** If you are looking for a place to suggest a snowclone, please go to the Queue.**
The Snowclone(s)1 Database was inspired primarily by Mark Liberman et al’s Language Log and Chris Weigl’s Eggcorn Database. If you are here, you probably already have some idea of what a snowclone is, but in case you’re not sure, here’s some quick review.
A snowclone is a particular kind of cliche, popularly originated by Geoff Pullum. The name comes from Dr. Pullum’s much-maligned “If Eskimos have N words for snow, X surely have Y words for Z”. An easier example might be “X is the new Y.” The short definition of this neologism might be n. fill-in-the-blank headline. The phenomenon is real enough to have 90,000 Google hits as of this moment and a Wikipedia entry.
The definition of snowclone is somewhat fluid, by its nature, but there are some ground rules. I consider a high number of google hits with significant variation evidence for a phrase’s snowclonehood. Snowclones are a subset of cliches, but not all cliches are snowclones. (Depending how how strictly you define “cliche”, not all snowclones are cliches, either.) Your favorite Simpsons quote is not necessarily a snowclone.
I first discussed snowclones here.
Who’s responsible for this thing? My name is Erin, and I have a B.A. and (almost) an M.A. in linguistics, specifically computational linguistics for the latter degree. Generally, I am interested in sociolinguistics and discourse, which I think snowclones illustrate a bit of each of.
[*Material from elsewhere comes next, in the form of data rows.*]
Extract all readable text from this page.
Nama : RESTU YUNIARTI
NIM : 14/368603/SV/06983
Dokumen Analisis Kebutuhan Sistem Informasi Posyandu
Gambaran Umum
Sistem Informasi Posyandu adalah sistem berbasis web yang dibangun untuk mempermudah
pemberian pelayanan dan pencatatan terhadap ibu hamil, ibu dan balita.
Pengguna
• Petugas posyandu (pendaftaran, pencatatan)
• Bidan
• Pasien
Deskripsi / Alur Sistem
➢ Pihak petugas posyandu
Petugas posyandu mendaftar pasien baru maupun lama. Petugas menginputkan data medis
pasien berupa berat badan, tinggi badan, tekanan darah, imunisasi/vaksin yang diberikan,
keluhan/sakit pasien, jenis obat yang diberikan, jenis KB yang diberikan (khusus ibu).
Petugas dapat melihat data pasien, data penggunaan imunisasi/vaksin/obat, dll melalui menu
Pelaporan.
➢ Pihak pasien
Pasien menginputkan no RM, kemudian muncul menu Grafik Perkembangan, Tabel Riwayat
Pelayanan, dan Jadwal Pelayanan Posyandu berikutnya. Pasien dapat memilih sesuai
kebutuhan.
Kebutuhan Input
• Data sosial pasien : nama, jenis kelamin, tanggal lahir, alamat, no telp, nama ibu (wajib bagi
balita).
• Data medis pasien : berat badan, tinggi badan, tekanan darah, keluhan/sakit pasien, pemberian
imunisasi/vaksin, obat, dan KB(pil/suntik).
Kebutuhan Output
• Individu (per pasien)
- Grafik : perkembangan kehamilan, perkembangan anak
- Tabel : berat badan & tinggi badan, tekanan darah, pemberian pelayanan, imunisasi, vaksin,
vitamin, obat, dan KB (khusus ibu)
I wrote the original snowclone article on Wikipedia, but it was immediately nominated for deletion on the basis of being too neologistic. I’m glad there’s a thriving snowclone article there now, but I’m a little bitter that it isn’t mine anymore. (Not that anything on Wikipedia ever really belongs to anyone.)
I also drew the snowman with a snowcone hat with his clone army you see on the main page.
1 July 2007: more adminstrative notes
As of today, I have at least 40 more snowclones queued up to be posted. I am holding off on taking suggestions until I get through them, although comments are open as you can see. I intend to post at least one snowclone a week until I get through my queue. All posts should be searchable, so if you do have a suggested addition to the database, please do a search before sending me a suggestion!
I am trying to make this comprehensive and consistently formatted, but as a blog getting it to that state is an organic process. You will see it get prettier as we go, I hope. I haven’t ironed out the formatting exactly, and I don’t always remember everything I want to say about a particular snowclone when I write its post, so I hope you can help me by commenting when you see information missing.
31 August 2007: The queue
I have now added a “Queue” page for all the as-yet unblogged snowclones. If you don’t see the one you’re thinking of there, please suggest it in comments.
1 My usage varies freely, as far as I can tell, between “the snowclone database” and “the snowclones database”. Be welcome to use either.